Quickstart

This page provides simple examples to get started accessing data and training models with TableShift. If you would like to set up customized experiments or run experiments at scale, check the examples in our github repository here.

1. Environment Setup

We recommend using our prebuilt docker environment as a starting point, due to the complex dependencies required to support the many tabular data models available in TableShift. You can fetch a prebuilt Docker image via

# fetch the docker image
docker pull ghcr.io/jpgard/tableshift:latest

# run it to test your setup; this automatically launches examples/run_expt.py
docker run ghcr.io/jpgard/tableshift:latest --model xgb

# optionally, use the container interactively
docker run -it --entrypoint=/bin/bash ghcr.io/jpgard/tableshift:latest

You can change the entrypoint in the above code to /usr/local/bin/python to directly enter a Python interpreter and run Python code. For example, the block below loads a dataset for model training:

# To run Python code using the Docker environment from above, run:
# docker run -it --entrypoint=/usr/local/bin/python ghcr.io/jpgard/tableshift:latest

from tableshift import get_dataset

dataset_name = "diabetes_readmission"
dset = get_dataset(dataset_name)

# Fetch a pandas DataFrame of the training set
X_tr, y_tr, _, _ = dset.get_pandas("train")

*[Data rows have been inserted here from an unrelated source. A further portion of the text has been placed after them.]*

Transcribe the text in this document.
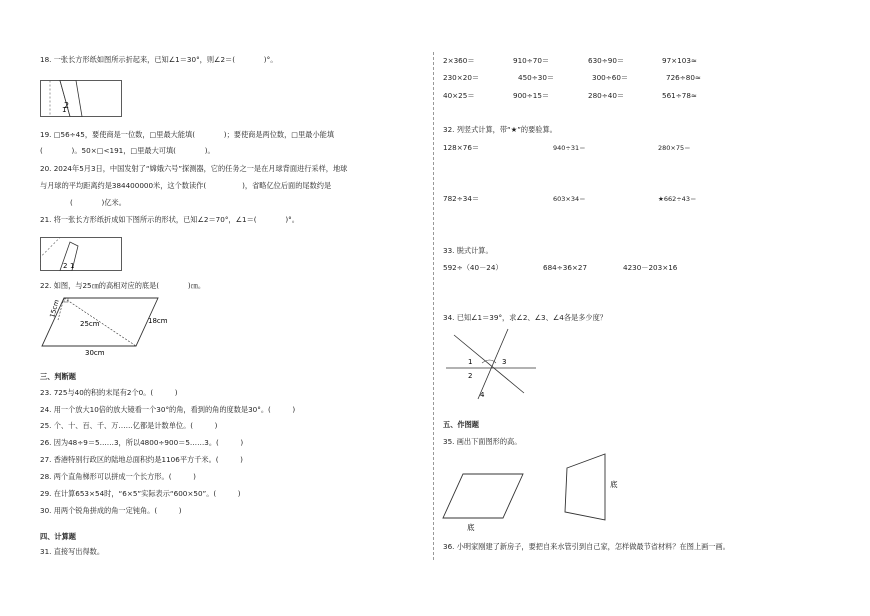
18. 一张长方形纸如图所示折起来，已知∠1＝30°，则∠2＝(　　　　)°。
1
2
19. □56÷45，要使商是一位数，□里最大能填(　　　　)；要使商是两位数，□里最小能填
(　　　　)。50×□<191，□里最大可填(　　　　)。
20. 2024年5月3日，中国发射了“嫦娥六号”探测器，它的任务之一是在月球背面进行采样，地球
与月球的平均距离约是384400000米，这个数读作(　　　　　)，省略亿位后面的尾数约是
(　　　　)亿米。
21. 将一张长方形纸折成如下图所示的形状，已知∠2＝70°，∠1＝(　　　　)°。
2 1
22. 如图，与25㎝的高相对应的底是(　　　　)㎝。
15cm
25cm	18cm
30cm
三、判断题
23. 725与40的积的末尾有2个0。(　　　)
24. 用一个放大10倍的放大镜看一个30°的角，看到的角的度数是30°。(　　　)
25. 个、十、百、千、万……亿都是计数单位。(　　　)
26. 因为48÷9＝5……3，所以4800÷900＝5……3。(　　　)
27. 香港特别行政区的陆地总面积约是1106平方千米。(　　　)
28. 两个直角梯形可以拼成一个长方形。(　　　)
29. 在计算653×54时，“6×5”实际表示“600×50”。(　　　)
30. 用两个锐角拼成的角一定钝角。(　　　)
四、计算题
31. 直接写出得数。
2×360＝	910÷70＝	630÷90＝	97×103≈
230×20＝	450÷30＝	300÷60＝	726÷80≈
40×25＝	900÷15＝	280÷40＝	561÷78≈
32. 列竖式计算，带“★”的要验算。
128×76＝	940÷31＝	280×75＝
782÷34＝	603×34＝	★662÷43＝
33. 脱式计算。
592÷（40－24）	684÷36×27	4230－203×16
34. 已知∠1＝39°，求∠2、∠3、∠4各是多少度？
1
2
3
4
五、作图题
35. 画出下面图形的高。
底
底
36. 小明家刚建了新房子，要把自来水管引到自己家，怎样做最节省材料？在图上画一画。
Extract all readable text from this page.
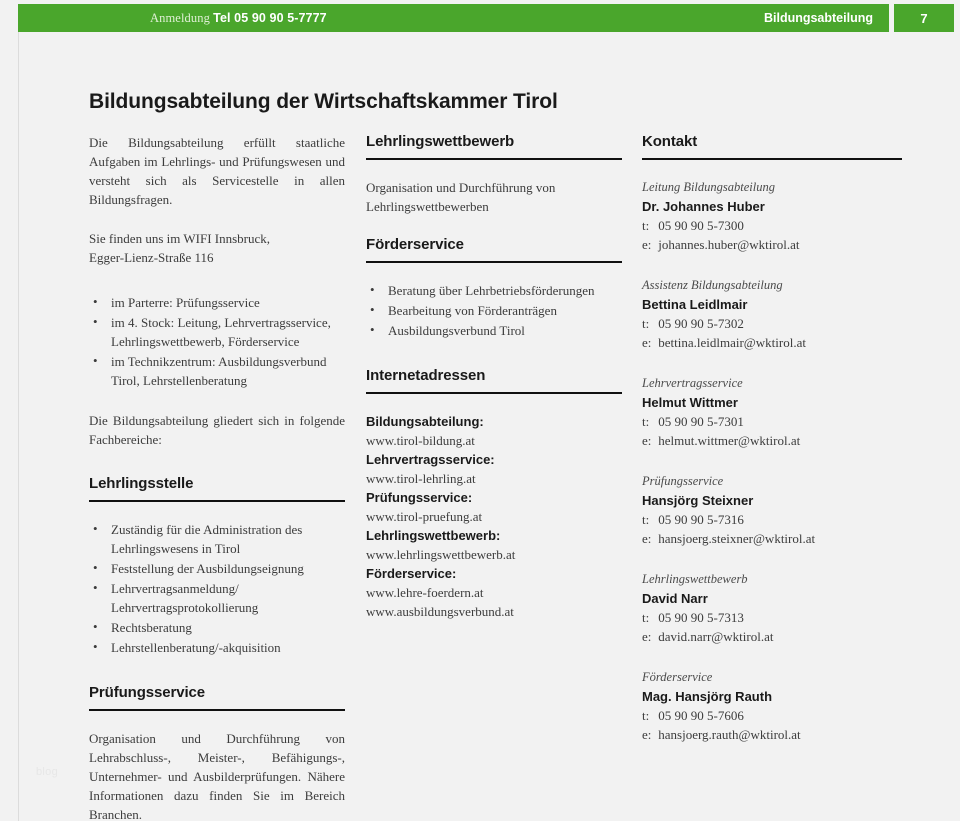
Anmeldung Tel 05 90 90 5-7777	Bildungsabteilung	7
blog
Bildungsabteilung der Wirtschaftskammer Tirol

Die Bildungsabteilung erfüllt staatliche Aufgaben im Lehrlings- und Prüfungswesen und versteht sich als Servicestelle in allen Bildungsfragen.

Sie finden uns im WIFI Innsbruck,

Egger-Lienz-Straße 116

• im Parterre: Prüfungsservice
• im 4. Stock: Leitung, Lehrvertragsservice, Lehrlingswettbewerb, Förderservice
• im Technikzentrum: Ausbildungsverbund Tirol, Lehrstellenberatung

Die Bildungsabteilung gliedert sich in folgende Fachbereiche:

Lehrlingsstelle
• Zuständig für die Administration des Lehrlingswesens in Tirol
• Feststellung der Ausbildungseignung
• Lehrvertragsanmeldung/ Lehrvertragsprotokollierung
• Rechtsberatung
• Lehrstellenberatung/-akquisition
Prüfungsservice

Organisation und Durchführung von Lehrabschluss-, Meister-, Befähigungs-, Unternehmer- und Ausbilderprüfungen. Nähere Informationen dazu finden Sie im Bereich Branchen.

Lehrlingswettbewerb

Organisation und Durchführung von Lehrlingswettbewerben

Förderservice
• Beratung über Lehrbetriebsförderungen
• Bearbeitung von Förderanträgen
• Ausbildungsverbund Tirol
Internetadressen
Bildungsabteilung:
www.tirol-bildung.at
Lehrvertragsservice:
www.tirol-lehrling.at
Prüfungsservice:
www.tirol-pruefung.at
Lehrlingswettbewerb:
www.lehrlingswettbewerb.at
Förderservice:
www.lehre-foerdern.at
www.ausbildungsverbund.at
Kontakt
Leitung Bildungsabteilung
Dr. Johannes Huber
t: 05 90 90 5-7300
e: johannes.huber@wktirol.at
Assistenz Bildungsabteilung
Bettina Leidlmair
t: 05 90 90 5-7302
e: bettina.leidlmair@wktirol.at
Lehrvertragsservice
Helmut Wittmer
t: 05 90 90 5-7301
e: helmut.wittmer@wktirol.at
Prüfungsservice
Hansjörg Steixner
t: 05 90 90 5-7316
e: hansjoerg.steixner@wktirol.at
Lehrlingswettbewerb
David Narr
t: 05 90 90 5-7313
e: david.narr@wktirol.at
Förderservice
Mag. Hansjörg Rauth
t: 05 90 90 5-7606
e: hansjoerg.rauth@wktirol.at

# Fetch and use a pytorch DataLoader
train_loader = dset.get_dataloader("train", batch_size=1024)

for X, y, _, _ in train_loader:
    ...

2. Model Training

TableShift includes implementations of 19 different models (described in the paper and in detail here). To train a model on a publicly-available dataset, you can you the example script provided in the examples directory:

python examples/run_expt.py --experiment diabetes_readmission --model xgb

That's it!

3. Optional and Advanced Usage

This section outlines some advanced use cases: benchmarking your own models, running distributed hyperparameter tuning of the models available in TableShift, or (an experimental/not-officially-supported feature) using your own datasets in TableShift.

Benchmarking Your Own Models

Training with your own models should be managed in your own scripts (but examples/run_expt.py is a good starting point). All you need is a few lines of Python code to access the TableShift data in Pandas, Torch, or Ray format (see the example above) to train your model.

Distributed hyperparameter tuning with Ray

We recommend tuning the hyperparameters of any method in order to fairly evaluate its performance on the tasks in TableShift.

If you would like to run distributed hyperparameter tuning with Ray on one of the available models, you can run

ulimit -u 127590 && python scripts/ray_train.py \ 
    --experiment adult \ 
    --num_samples 2 \ 
    --num_workers 1 \ 
    --cpu_per_worker 4 \ 
    --use_cached \ 
    --models xgb

Please note that Ray can require careful tuning based on your system resources for optimal performance. For more information, check the Ray Tune documentation.

Using Your Own Datasets

The TableShift package is designed to support the benchmark datasets only. However, some users have expressed interest in "bringing their own data". To do this, you'll need to make the following changes to the TableShift Python source: * Add a DataSource for your dataset in tableshift/core/data_source.py. The DataSource specifies how to fetch a dataset and how to check if it is cached locally. * Add an ExperimentConfig in tableshift/configs/non_benchmark_configs.py. An ExperimentConfig defines how the data is split (i.e. the ID and OOD partitions) and optional grouping based on sensitive attributes. * Add a TaskConfig for the dataset. A TaskConfig defines the features, data types, and any preprocessing for a dataset.